CNBC-TV18: Several years ago it was at a fall of a word VDIS and it is back to haunt us last year as well as this year. What is the likelihood or the chances?

Ajay Lalwani: Frankly, I hope something like this does not happen because it is absolutely unfair.

Uday Ved: Last time when the scheme came to us VDIS- Voluntary Disclosure Scheme which was in 1987, I think government had given some kind of commitment at that point of time. It would be absolutely unfair so it could be a moral answer if that is the way it is.

CNBC-TV18: That is the ideological opposition I am asking you practically do you believe that it is a solution that the FM will consider?

Uday Ved: I do not think it will happen.

CNBC-TV18: Let me come to what Uday (Ved) had suggested as maybe the possibility of introducing one time settlement scheme that helps settle the several thousand litigations which have several thousand crore rupees stuck in them by offering a one time plea bargain or one time let us buy some piece opportunity and thereby recovering lots of the locked money in those disputes. How much money do you think something like that can release in terms of revenue and will that be key driver for why they consider this settlement scheme?

Uday Ved: I would think that one thing is generating revenue. Second is just killing the litigation which is clearly one of the key objectives of the government in the act as well as going forward in the DTC. So you have indirect taxes more than 100,000 crore something like that taxes being locked at various levels – be it at a PE (personal equity) level or tribunal or a High Court or a Supreme Court. There are a lot of issues which are recurring issues. It is just continuous. There could be a one time kind of investment in that sense. The corporates just want to buy PEs. This does not mean that they have accepted it. Come and say pay the headline out of 30 per cent - no interest, no penalty. I think that could be one way of addressing a part of the fiscal deficit. I do not know how much amount it will get generated but certainly it would reduce litigation to a large extent.

CNBC-TV18: This is one of those great ideas that we talk about every year and there is no real need for it to be introduced in any one specific year?

Ajay Lalwani: No. Even at the state level when you transition from one set of law to another, it is good to have some measure to clean up the old litigation that you have collected. So introduction of DTC could be a good time to then offer a scheme where you just close all your cases and then you hold the income tax act in the bargain if you can release or if you can collect the taxes which are locked. I think it is a win-win.

CNBC-TV18: This is the tax department version of consent orders and compounding?

DM Muthukumaran: That is correct.

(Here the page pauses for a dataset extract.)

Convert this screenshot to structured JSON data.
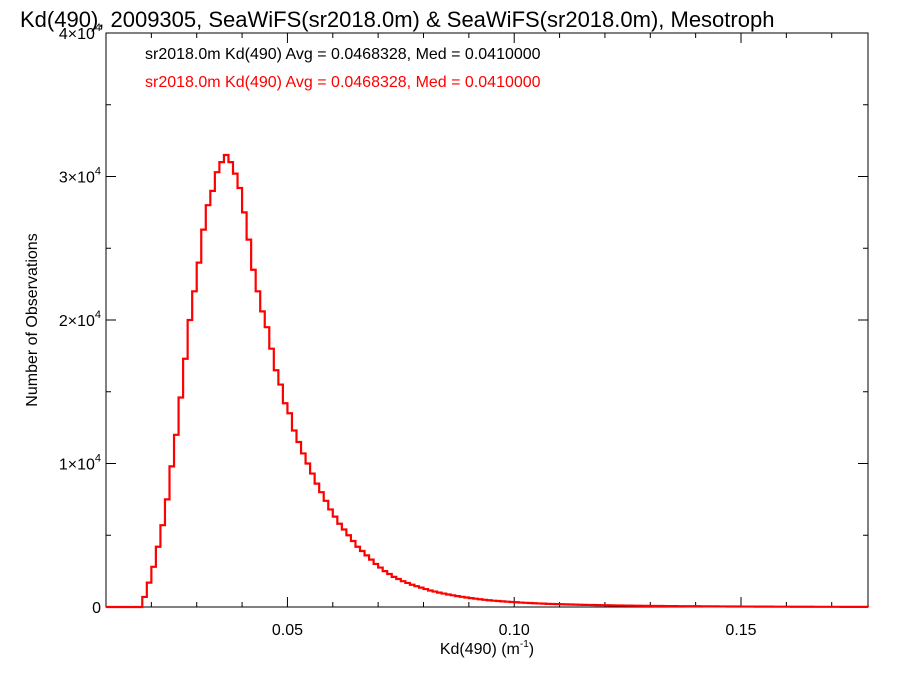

I wouldn't think this if it comes will come because you want to collect money. I think it will come because if you want to get ride of the cases.

CNBC-TV18: What do you expect the FM will say with regards to direct taxes on 28th of this month?

Uday Ved: I think it has been made public that there is not going to be major tax reforms otherwise the entire DTC losses the steam. If you see those changes in this budget if at all, one should assume that the DTC is doing to die, which I do not think government wants to do at this point of time. Considering all these aspects, it will be more of a balancing act carrying on for one more year. Hopefully, when the DTC comes into the force with a 30 per cent tax rate or going forward with little reduction, I think the budget from a taxation perspective possible will become a non event.